How far should we go in enabling people to shape their own physical identities? The Guardian on the ethical quandary posed by Body Integrity Identity Disorder:
In January 2000, the mass media ran several stories about Robert Smith, a surgeon at the Falkirk and District Royal Infirmary who had amputated the legs of two patients at their own request and was planning a third amputation. The director of NHS trust running the hospital at which Smith works described the amputation of healthy limbs as “inappropriate”; since then, no British hospital has performed a voluntary amputation.
The first documented case of BIID dates back to a medical textbook published in 1785, by the French surgeon and anatomist Jean-Joseph Sue, who described the case of an Englishman who fell in love with a one-legged woman, and wanted to become an amputee himself so that he could win her heart. He offered a surgeon 100 guineas to amputate his leg and, when the surgeon refused, forced him to perform the operation at gunpoint.

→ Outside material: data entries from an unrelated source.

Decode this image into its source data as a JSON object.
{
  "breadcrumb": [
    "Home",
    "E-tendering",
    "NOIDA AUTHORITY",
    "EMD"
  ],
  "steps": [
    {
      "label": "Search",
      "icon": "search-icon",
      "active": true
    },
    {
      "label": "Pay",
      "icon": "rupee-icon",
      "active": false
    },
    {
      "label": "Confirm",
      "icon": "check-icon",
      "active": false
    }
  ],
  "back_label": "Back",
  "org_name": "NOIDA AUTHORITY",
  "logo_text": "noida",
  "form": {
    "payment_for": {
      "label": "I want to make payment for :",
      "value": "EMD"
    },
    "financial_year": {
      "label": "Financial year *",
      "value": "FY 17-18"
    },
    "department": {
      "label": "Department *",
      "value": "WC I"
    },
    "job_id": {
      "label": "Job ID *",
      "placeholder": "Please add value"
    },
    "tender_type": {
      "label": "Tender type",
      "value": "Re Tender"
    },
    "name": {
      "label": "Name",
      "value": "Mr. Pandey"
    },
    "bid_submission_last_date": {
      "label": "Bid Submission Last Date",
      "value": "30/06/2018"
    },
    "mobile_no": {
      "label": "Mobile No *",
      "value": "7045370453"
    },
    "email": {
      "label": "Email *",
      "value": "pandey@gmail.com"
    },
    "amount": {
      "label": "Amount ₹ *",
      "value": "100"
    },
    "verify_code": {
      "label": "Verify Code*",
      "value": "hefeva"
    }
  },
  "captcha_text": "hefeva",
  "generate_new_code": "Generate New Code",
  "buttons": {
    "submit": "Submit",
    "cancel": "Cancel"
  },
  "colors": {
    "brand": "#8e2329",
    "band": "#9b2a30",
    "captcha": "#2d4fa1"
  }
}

Most BIID sufferers describe their feelings in terms in terms of identity. “My left foot is not a part of me,” said one of Smith’s patients. “It feels right,” says another sufferer, “the way I should always have been and for some reason in line with what I think my body ought to have been like.” “I didn’t understand why,” says yet another, “but I knew I didn’t want my leg.”
To date, there have been approximately 300 documented cases of BIID. Most of these are male, almost all of whom desire amputation of a limb on the left side of the body. More often, it is the arm that is affected rather than the leg.
Most wannabes also pretend to be an amputee prior to having the limb removed, by tying the limb back, or using a wheelchair or crutches to move around the house. This behaviour could be analogous to cross-dressing in transgender individuals before they undergo sex reassignment surgery.
The idea of amputating healthy limbs is anathema to most surgeons, but I would argue that in some cases it might be the best possible treatment option. My rationale is simple. Psychotherapy and drugs are completely ineffective in alleviating the condition, and BIID sufferers will go to any length to be rid of the unwanted limb. Some build home-made guillotines, blast their unwanted limbs off with a shotgun, or try lie under a jacked-up car and try to crush it.
One particularly popular method is to submerge the limb in dry ice for several hours, in order to damage the limb irreparably and thus force doctors to amputate. In May 1998, a 79-year-old man from New York travelled to Mexico for a black-market leg amputation, and then died of gangrene in a motel about a week later. Offering a clean surgical amputation to those BIID sufferers who really want it would therefore minimize the harm that they might cause to themselves by taking matters into their own hands.